И Зиновию Ефимовичу свезло, не пришел поэт Джек Алтаузен! И вот так, вместе с женщиной своей мечты шестнадцатилетний Зяма оказался в партере, на юбилейной премьере мейерхольдовского ?Леса?.
Вокруг сидел советский бомонд: Бухарин, Качалов, Этингоф, Зинаида Райх ...
А рядом с ним сидела женщина невозможной красоты, в вечернем платье, на которую засматривались все гости , и недоуменно цеплялись взглядом за сидевшего возле красавицы щуплого подростка в недорогом и явно сборном гардеробе. Этот подросток явно был лишним здесь, и возле этой женщины, и в этом зале...
Во время антракта зрителей ждал в фойе фуршет. В ярком свете диссонанс между Зямой и его спутницей стал воистину невыносимым, и тут в фойе появился Мейерхольд.
Увидев Гердта и его спутницу, Всеволод Эмильевич мгновенно оценил мизансцену, и решил помочь другу сына, отыграв все ходы с безошибочностью гения.
- Зиновий! - вдруг громко воскликнул он. - Зиновий, вы?-
Все гости естественно обернулись.
А Мейерхольд, с распростертыми руками, улыбаясь шел через фойе к шестнадцатилетнему подростку.

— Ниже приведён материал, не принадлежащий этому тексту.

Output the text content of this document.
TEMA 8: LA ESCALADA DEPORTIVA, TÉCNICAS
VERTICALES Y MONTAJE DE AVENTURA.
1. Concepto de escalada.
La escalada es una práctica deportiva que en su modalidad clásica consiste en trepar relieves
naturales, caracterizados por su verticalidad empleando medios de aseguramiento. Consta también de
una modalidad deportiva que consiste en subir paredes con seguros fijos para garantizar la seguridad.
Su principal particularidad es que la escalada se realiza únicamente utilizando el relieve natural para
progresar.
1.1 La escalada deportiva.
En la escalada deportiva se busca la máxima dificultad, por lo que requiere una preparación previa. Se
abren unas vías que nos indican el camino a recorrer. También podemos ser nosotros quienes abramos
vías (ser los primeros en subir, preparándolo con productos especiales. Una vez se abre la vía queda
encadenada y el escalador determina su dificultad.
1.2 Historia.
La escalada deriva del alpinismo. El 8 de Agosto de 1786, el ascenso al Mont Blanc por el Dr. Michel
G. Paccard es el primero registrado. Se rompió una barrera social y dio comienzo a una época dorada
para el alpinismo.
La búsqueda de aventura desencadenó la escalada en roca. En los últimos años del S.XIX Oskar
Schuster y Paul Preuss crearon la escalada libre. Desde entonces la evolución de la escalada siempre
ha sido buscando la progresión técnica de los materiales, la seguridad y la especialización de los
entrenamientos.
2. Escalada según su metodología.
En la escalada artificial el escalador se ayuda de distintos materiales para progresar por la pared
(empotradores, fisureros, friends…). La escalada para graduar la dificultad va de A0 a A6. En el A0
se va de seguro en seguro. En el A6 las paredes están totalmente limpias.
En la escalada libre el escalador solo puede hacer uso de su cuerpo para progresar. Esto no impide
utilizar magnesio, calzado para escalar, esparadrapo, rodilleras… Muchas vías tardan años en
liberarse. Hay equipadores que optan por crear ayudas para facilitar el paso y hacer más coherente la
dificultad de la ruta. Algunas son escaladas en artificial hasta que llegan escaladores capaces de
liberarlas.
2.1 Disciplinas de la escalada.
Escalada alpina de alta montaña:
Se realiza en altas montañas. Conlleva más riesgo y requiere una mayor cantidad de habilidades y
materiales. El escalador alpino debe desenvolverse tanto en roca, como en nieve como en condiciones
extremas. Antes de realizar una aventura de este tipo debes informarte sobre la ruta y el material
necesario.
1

- Зиновий, куда вы пропали? Я вам звонил, но вы не берете трубку...
(«Затруднительно мне было брать трубку, - прокомментировал Гердт свою же фразу рассказывая эту историю - у нас тогда не было телефона, да и быть не могло». )
- Совсем вы забыли старика, - сетовал Мейерхольд. - Не звоните, не заходите... А мне о стольком надо с вами поговорить! О стольком посоветоваться.
И минут пять, склонившись со своего гренадерского роста к скромному юноше, чуть ли не заискивая, он на глазах у ошеломленной красавицы, жал руку подростку и брал с него слово, что завтра же, с утра, увидит его у себя... Им же надо о стольком поговорить!
Понимаете, сказал Зиновий Ефимович, - если короля в первую очередь играет свита, то, что же могли подумать окружающие о человеке, «придворным» у которого выступал сам Всеволод Мейерхольд?
Наутро юный «король» первым делом побежал в дом к благодетелю, поблагодарить, но длинного разговора, не получилось. Размеры вчерашнего благодеяния Корифей театра прекрасно осознавал, и завидев Зяму, Мейерхольд сказал только одно слово: - Ну?
Эту историю Зиновий Ефимович, рассказал мне на юбилее в ?Современники?, мимо проходили звезды театральной Москвы, дружески здоровались с Гердтом и некоторые слегка косились на меня, мол кто это так дружески беседует с Мэтром.
Осознав ситуацию, я сказал Зиновию Ефимовичу, что чувствую себя маленьким Зямой из его рассказа, на что Мастер ответил, что так и быть, побудет немного Мейерхольдом.
Профессор Хиггинс против двух эстетов
Тут мы с приятелем, посетили один Старый Московский Академический театр. Там давали Историческую драму из Смутных времен и настрой у нас был соответственный. Вы, мои дорогие Друзья, все безусловно завзятые театралы и прекрасно знаете, что четверть посетителей Храмов Мельпомены, страдает кашлем либо недержанием речи (иногда в комплекте). Вот и на этот раз, сзади нас вольготно расположилась вельми общительная супружеская пара. Я не знаю кто они были, реинкарнация профессора Хиггинса, или личные логопеды Марка Тулия, нашего, Цицерона, но перед спектаклем, они во всю глотку читали друг другу программку (их у них было две). Ну ладно, подумали мы с Петром Иванычем, перед спектаклем разговаривать не наказуемо, но вот спектакль начался, а бла-бла-бла не закончилось, причем звук общения в этой трибе, не снизился.